On July 9, 2021, President Biden issued his Executive Order on Promoting Competition in the American Economy.  Under this executive order, the Federal Trade Commission (FTC) is encouraged to block or ban non-competition agreements, or “non-competes”.  This measure prevents employers from restricting previous employees from working for a competitor.

Despite Biden’s executive order, non-compete agreements have not yet been incorporated into federal law. Generally speaking, the enforceability of non-competes is more dependent on state laws.
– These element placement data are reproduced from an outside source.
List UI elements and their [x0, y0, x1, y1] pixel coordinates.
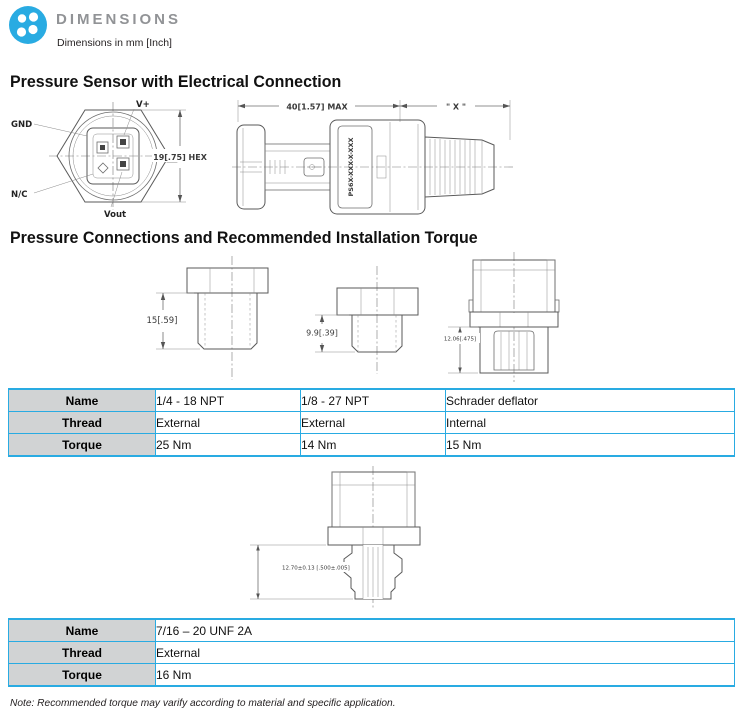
dim-npt14: 15[.59]	[146, 316, 178, 326]
label-nc: N/C	[11, 190, 28, 200]
pin-vout	[117, 158, 129, 170]
dim-schrader: 12.06[.475]	[443, 336, 477, 343]
row-header-thread: Thread	[9, 412, 156, 434]
row-header-thread: Thread	[9, 642, 156, 664]
fitting-schrader-drawing	[440, 248, 580, 386]
section-heading-sensor: Pressure Sensor with Electrical Connection	[10, 72, 342, 91]
table-row	[9, 664, 735, 687]
cell-name-3: Schrader deflator	[446, 389, 735, 412]
pin-nc	[98, 163, 108, 173]
pin-vplus	[117, 136, 129, 148]
footnote: Note: Recommended torque may varify according to material and specific application.	[10, 697, 396, 709]
cell-thread-1: External	[156, 412, 301, 434]
cell-torque-2: 14 Nm	[301, 434, 446, 457]
row-header-name: Name	[9, 619, 156, 642]
table-row	[9, 619, 735, 642]
connector-face-icon	[8, 5, 48, 45]
part-number-label: PS6X-XXX-X-XXX	[347, 137, 355, 197]
pin-gnd	[97, 142, 108, 153]
table-row	[9, 389, 735, 412]
table-row	[9, 412, 735, 434]
row-header-torque: Torque	[9, 434, 156, 457]
cell-torque-1: 25 Nm	[156, 434, 301, 457]
table-row	[9, 642, 735, 664]
page-title: DIMENSIONS	[56, 11, 182, 28]
row-header-torque: Torque	[9, 664, 156, 687]
fitting-npt18-drawing	[305, 252, 455, 384]
page-subtitle: Dimensions in mm [Inch]	[57, 37, 172, 49]
cell-thread: External	[156, 642, 735, 664]
sensor-side-view-drawing	[232, 92, 517, 220]
dim-npt18: 9.9[.39]	[306, 328, 338, 338]
cell-torque: 16 Nm	[156, 664, 735, 687]
cell-name-1: 1/4 - 18 NPT	[156, 389, 301, 412]
row-header-name: Name	[9, 389, 156, 412]
fitting-npt14-drawing	[130, 252, 315, 384]
sensor-front-view-drawing	[8, 94, 233, 219]
dim-x: " X "	[445, 102, 467, 112]
label-gnd: GND	[11, 120, 33, 130]
cell-torque-3: 15 Nm	[446, 434, 735, 457]
torque-table-2	[8, 618, 735, 687]
label-vplus: V+	[136, 100, 150, 110]
dim-length: 40[1.57] MAX	[286, 102, 348, 112]
label-vout: Vout	[104, 210, 127, 220]
torque-table-1	[8, 388, 735, 457]
dim-hex: 19[.75] HEX	[153, 153, 207, 162]
cell-thread-3: Internal	[446, 412, 735, 434]
fitting-unf-drawing	[240, 462, 490, 614]
cell-name: 7/16 – 20 UNF 2A	[156, 619, 735, 642]
section-heading-connections: Pressure Connections and Recommended Installation Torque	[10, 228, 478, 247]
dim-unf: 12.70±0.13 [.500±.005]	[282, 565, 350, 572]
table-row	[9, 434, 735, 457]
cell-thread-2: External	[301, 412, 446, 434]
cell-name-2: 1/8 - 27 NPT	[301, 389, 446, 412]
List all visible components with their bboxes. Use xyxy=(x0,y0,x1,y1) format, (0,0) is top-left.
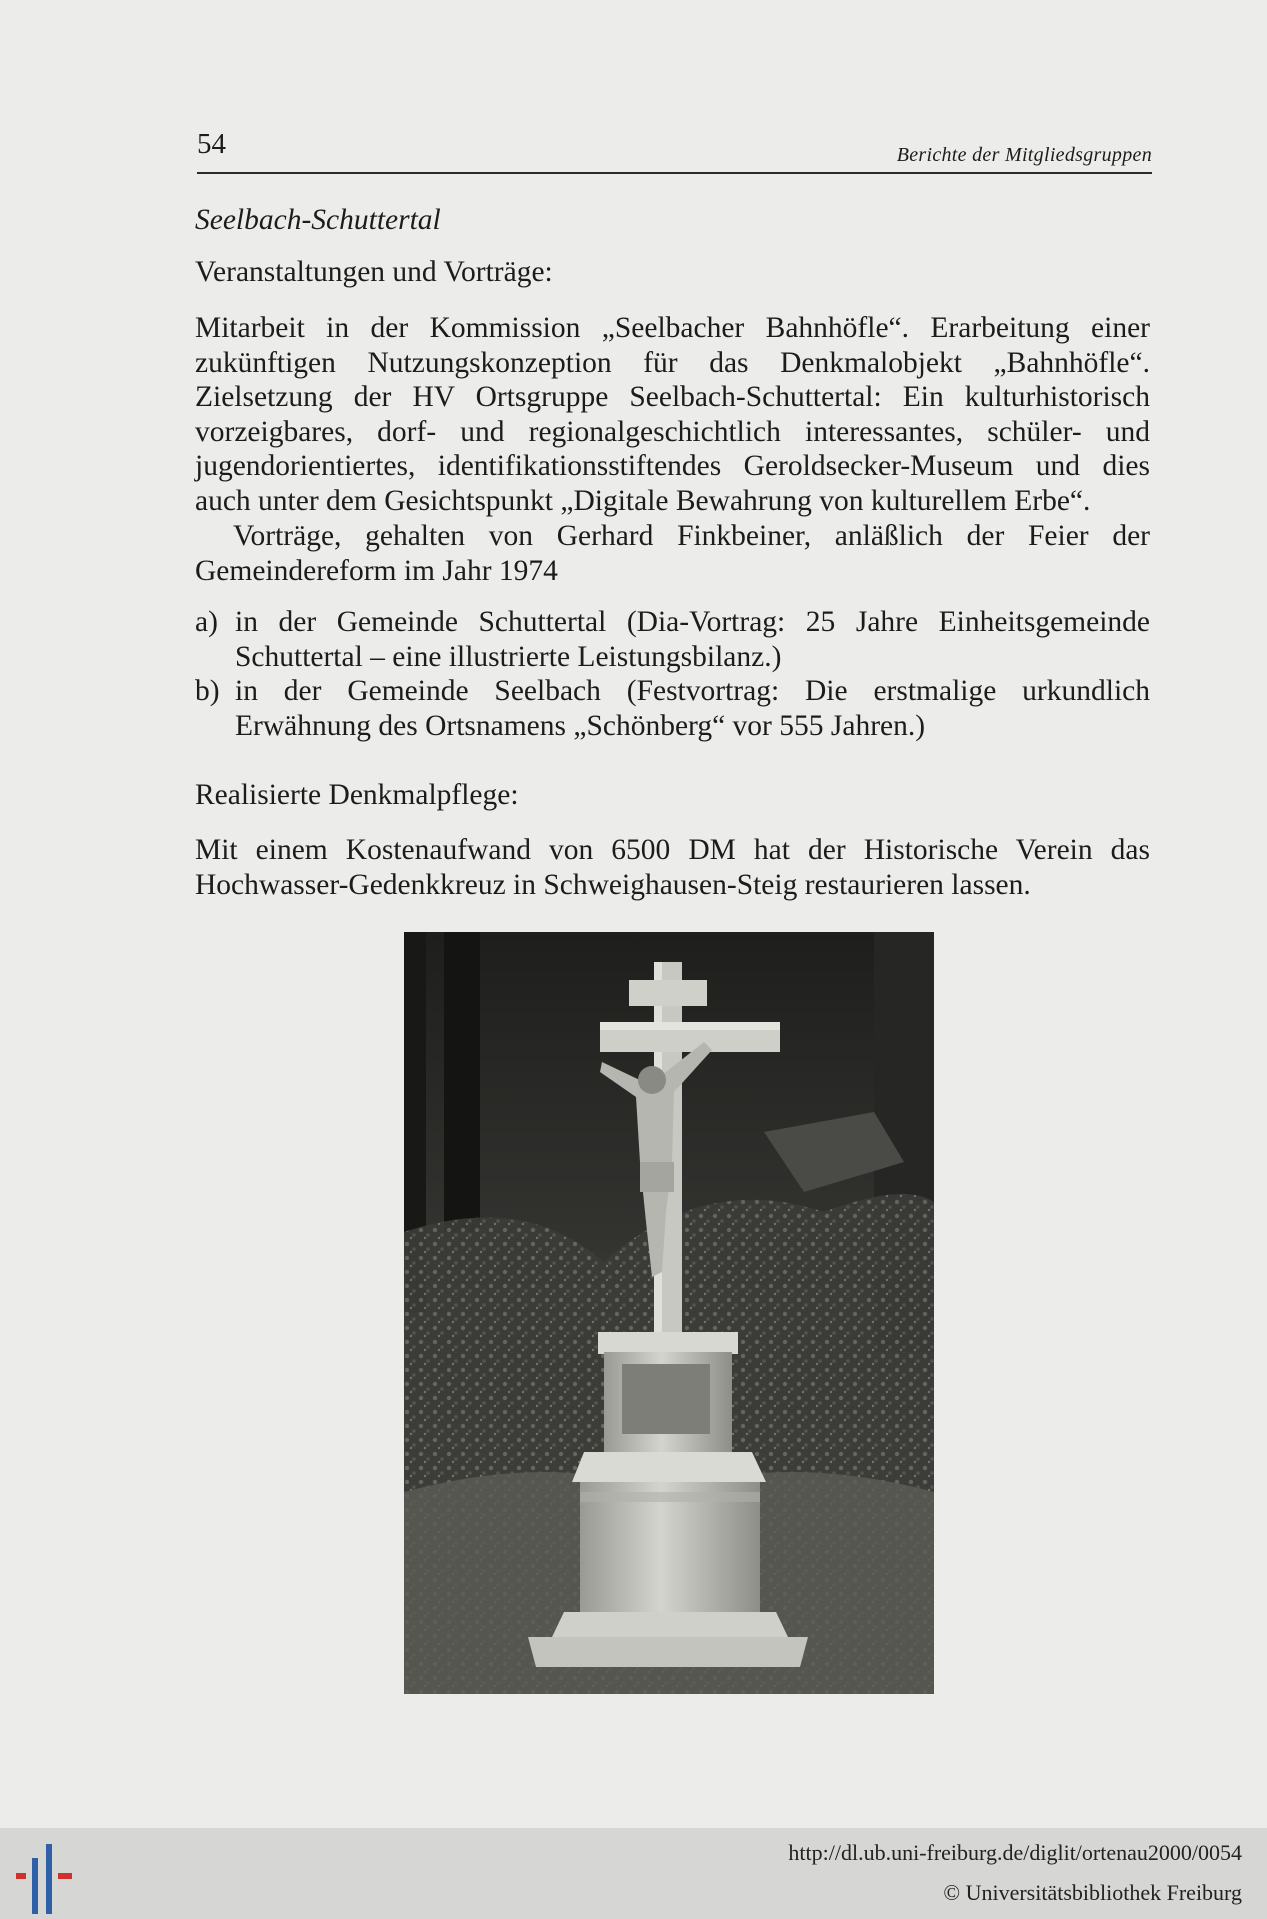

Even before Biden’s executive order, several states already banned or limited non-competition agreements.

States that Ban Non-Compete Agreements

In the following states, employers are largely unable to enforce non-compete agreements:

  • California
  • North Dakota
  • The District of Columbia
  • Oklahoma

States that Limit Non-Compete Agreements

Additionally, the following states have banned non-compete agreements for low-income workers:

  • Maine
  • Maryland
  • New Hampshire
  • Washington
  • Rhode Island

If you live in one of these states, you need to make sure you avoid any clauses that could be construed as a non-compete. Make sure you write a training agreement that protects your investment, not one designed to “trap” employees. Be careful how you word your contract and make sure the terms are reasonable.

Make sure your repayment schedule is fair and reflects the actual cost of training. Make it clear that employees have a responsibility to repay training costs if they leave, but that they are still free to leave. And once you have done this, create a training agreement template so that terms are clear with every training opportunity. This will protect your training investments, but most importantly, it will protect your business for years to come.